According to Forbes magazine’s rankings of billionaires Jack Ma is one of the richest people in the world with a net worth of $38.8 billion.  His fortune grew out of co-founding online shopping giant Alibaba, sometimes referred to as “China’s Amazon.” 

Among many other things, Alibaba owns a 33% stake in Ant Group, an online payment service that resembles a supercharged Venmo plus PayPal, and is used by over 1 billion Chinese. Last fall, Ma was expected to become even richer when Ant Group was poised to offer the world’s largest initial public offering (IPO).  But then Jack made a big mistake:  he gave a speech in October criticizing China’s banking system.

Within days, the IPO was canceled and Ma disappeared.  For three months, journalists speculated that he was under house arrest or maybe even dead.  Ma reappeared January 20 in a video address for a charity event and was seen in February playing golf.  Nevertheless Ma is still keeping a very very low profile.

Another sign of the Party’s power over “private” companies, is its Military-Civil Fusion (MCF) strategy.  According to a US State Department fact sheet, the goal of MCF “is to enable [China] to develop the most technologically advanced military in the world. As the name suggests, a key part of MCF is the elimination of barriers between China’s civilian research and commercial sectors, and its military and defense industrial sectors.”

Do you remember my post on “The biggest theft in human history”  and its discussion of how the government “encourages Chinese who study and work abroad to copy or steal technology and rewards them when they do.”  That’s a natural outgrowth of MCF.

Critics have noted that “As a strategy, MCF is still in its early stages, and its success is difficult to evaluate.”  But there is no ambiguity in the law.  Article 7 of China’s National Intelligence Law reads: “Any organization or citizen shall support, assist, and cooperate with state intelligence work in accordance with the law, and maintain the secrecy of all knowledge of state intelligence work.” And Article 11 of China’s National Security Law states, “All citizens of the People’s Republic of China …. shall have the responsibility and obligation to maintain national security.”

I could cite numerous other legal examples, but you get the idea:  Every Chinese citizen is required to assist intelligence authorities.   

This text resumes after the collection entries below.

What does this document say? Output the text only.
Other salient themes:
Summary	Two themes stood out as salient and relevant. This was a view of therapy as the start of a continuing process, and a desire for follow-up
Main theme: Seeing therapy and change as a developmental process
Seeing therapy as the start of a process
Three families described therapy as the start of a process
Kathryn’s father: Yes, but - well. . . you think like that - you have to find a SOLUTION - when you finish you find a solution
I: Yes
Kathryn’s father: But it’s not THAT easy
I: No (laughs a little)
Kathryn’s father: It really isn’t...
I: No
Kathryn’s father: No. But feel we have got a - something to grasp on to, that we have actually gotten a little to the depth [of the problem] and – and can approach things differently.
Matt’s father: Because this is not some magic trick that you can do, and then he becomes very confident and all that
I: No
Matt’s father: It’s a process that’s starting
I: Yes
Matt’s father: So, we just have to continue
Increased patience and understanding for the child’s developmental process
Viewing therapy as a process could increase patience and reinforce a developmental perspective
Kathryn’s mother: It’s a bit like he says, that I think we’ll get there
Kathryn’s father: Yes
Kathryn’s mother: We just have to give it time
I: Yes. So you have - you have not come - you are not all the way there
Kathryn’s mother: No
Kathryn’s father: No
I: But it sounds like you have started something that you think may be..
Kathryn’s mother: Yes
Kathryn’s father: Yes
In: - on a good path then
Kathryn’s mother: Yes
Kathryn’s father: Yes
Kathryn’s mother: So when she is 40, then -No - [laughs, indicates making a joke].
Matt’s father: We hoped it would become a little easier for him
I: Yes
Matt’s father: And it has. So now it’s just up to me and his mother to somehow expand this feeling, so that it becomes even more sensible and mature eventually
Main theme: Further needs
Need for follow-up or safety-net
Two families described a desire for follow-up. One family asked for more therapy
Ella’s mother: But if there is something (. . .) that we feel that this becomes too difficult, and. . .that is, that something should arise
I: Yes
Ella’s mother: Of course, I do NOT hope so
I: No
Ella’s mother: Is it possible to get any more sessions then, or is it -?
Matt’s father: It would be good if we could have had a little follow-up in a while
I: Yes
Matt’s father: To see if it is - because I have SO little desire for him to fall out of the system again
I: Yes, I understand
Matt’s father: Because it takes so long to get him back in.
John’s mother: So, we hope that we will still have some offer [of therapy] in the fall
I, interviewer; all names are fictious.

Would you invest in a company’s stock if you thought they prioritized China’s political goals over making money?  How about if you thought its sales numbers might be fraudulent?  Me either.

But there is a counter-argument.  Many financial analysts believe that China’s 1.4 billion consumers offer unique opportunities for growth, and that justifies the risks.  For example, consider these recommendations from three unrelated analysts:

Like everything else in the stock market, it comes down to the “risk-return tradeoff”:  the more risk you are willing to take, the higher your gains may be.  Not to mention your losses. My personal conclusion?  Before I started researching this topic, nearly 10% of my retirement portfolio was invested in companies in China and other emerging markets, based on the advice of our financial advisor.  But my parents lived through the Great Depression of 1929, and I am highly risk averse by nature.  So now that I know more, I’ve sold off almost all of that foreign stock and invested it in US companies instead.